Une volée d’obus laboure le champ derrière nous.

Le feu de l’ennemi, trop à gauche et trop long d’abord, se rapproche. Il est à présent réglé en direction. Ma vie dépend d’une seconde de la volonté d’un capitaine prussien et d’une toute petite rectification de pointage.

Et voilà que des sections d’infanterie apparaissent soudain au bord du plateau et se replient en hâte. Une compagnie du 101e vient s’établir dans les tranchées ouvertes derrière nos pièces.

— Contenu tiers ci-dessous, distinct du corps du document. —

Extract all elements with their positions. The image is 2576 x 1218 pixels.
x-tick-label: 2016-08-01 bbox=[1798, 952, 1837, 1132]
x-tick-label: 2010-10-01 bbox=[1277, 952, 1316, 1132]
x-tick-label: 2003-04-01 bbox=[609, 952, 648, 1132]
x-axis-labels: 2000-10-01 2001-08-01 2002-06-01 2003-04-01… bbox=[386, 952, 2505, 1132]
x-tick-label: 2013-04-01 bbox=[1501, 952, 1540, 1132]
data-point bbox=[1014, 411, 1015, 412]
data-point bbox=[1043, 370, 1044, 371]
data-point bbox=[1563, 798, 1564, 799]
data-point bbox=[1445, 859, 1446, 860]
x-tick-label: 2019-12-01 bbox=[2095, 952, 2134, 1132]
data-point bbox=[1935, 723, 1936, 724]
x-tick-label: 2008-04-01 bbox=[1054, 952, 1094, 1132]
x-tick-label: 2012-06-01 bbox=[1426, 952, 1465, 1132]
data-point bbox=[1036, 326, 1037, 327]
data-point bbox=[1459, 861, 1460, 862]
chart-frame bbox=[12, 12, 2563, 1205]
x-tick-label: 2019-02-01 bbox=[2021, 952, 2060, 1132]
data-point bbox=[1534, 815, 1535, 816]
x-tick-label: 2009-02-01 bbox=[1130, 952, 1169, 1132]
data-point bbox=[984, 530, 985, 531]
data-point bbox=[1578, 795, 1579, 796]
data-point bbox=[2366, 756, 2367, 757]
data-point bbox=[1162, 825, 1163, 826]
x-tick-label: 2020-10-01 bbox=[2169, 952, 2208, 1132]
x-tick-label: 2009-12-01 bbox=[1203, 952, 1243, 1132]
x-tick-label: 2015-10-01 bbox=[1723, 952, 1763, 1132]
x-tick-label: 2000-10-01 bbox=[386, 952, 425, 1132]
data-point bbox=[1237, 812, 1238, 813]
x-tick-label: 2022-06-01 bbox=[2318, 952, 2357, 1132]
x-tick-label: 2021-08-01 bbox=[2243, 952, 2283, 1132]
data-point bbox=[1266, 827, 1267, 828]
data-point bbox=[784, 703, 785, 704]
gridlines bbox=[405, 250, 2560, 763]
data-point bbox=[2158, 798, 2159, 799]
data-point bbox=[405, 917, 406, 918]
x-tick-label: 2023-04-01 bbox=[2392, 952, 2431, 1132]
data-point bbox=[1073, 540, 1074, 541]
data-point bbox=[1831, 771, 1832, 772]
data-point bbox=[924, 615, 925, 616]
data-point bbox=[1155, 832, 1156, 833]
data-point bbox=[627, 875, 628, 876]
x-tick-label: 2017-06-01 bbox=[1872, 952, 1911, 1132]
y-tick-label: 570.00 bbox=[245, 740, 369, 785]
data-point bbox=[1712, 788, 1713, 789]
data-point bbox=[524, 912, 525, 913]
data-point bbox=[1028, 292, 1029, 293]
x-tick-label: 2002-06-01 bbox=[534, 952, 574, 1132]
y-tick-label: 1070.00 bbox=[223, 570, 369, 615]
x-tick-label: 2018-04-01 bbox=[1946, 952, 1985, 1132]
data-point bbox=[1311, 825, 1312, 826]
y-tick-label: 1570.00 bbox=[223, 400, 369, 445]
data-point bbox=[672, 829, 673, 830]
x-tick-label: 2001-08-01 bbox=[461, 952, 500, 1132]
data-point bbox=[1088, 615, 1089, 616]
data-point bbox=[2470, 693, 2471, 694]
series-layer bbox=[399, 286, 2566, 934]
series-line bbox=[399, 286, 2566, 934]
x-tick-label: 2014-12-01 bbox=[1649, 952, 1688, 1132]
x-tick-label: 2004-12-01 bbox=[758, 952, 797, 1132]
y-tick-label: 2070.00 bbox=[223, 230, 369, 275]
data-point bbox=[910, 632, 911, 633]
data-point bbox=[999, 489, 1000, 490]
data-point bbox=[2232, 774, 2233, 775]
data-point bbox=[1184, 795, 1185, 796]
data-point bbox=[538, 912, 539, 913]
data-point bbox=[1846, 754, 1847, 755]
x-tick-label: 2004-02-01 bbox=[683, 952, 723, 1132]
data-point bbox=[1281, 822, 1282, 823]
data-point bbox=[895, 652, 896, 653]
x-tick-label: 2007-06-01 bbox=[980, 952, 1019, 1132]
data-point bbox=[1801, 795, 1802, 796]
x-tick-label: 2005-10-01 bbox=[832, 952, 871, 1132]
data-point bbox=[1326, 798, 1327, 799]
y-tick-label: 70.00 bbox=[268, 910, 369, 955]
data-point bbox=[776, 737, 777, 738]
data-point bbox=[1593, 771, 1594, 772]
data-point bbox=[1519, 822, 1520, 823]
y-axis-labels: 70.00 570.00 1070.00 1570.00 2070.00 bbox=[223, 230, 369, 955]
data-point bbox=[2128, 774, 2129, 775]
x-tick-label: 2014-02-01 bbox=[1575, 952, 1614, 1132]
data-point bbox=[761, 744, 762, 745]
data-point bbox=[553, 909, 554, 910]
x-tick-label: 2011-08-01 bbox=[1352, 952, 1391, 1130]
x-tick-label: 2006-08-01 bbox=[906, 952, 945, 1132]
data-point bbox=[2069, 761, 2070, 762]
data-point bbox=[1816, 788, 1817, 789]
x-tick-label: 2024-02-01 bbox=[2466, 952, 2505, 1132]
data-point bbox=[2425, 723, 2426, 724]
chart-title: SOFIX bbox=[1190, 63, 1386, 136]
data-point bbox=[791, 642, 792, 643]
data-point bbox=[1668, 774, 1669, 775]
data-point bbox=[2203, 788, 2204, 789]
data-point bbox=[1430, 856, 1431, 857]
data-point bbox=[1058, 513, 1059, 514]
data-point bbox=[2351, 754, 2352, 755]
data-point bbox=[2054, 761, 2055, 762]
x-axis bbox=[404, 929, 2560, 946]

L’air vibre encore ; des obus viennent droit sur nous. La terre jaillit. Un éclat me frôle la tête et sonne sur le blindage du caisson. Un obus est tombé dans la tranchée où sont les fantassins. Une, deux secondes se passent ; on entend une plainte, un cri. Rien. Un homme se lève et s’enfuit, puis un autre, puis la compagnie tout entière. Tête basse, ils fléchissent les genoux. Derrière, un blessé se débarrasse en hâte de son sac et de son fusil et s’éloigne à cloche-pied.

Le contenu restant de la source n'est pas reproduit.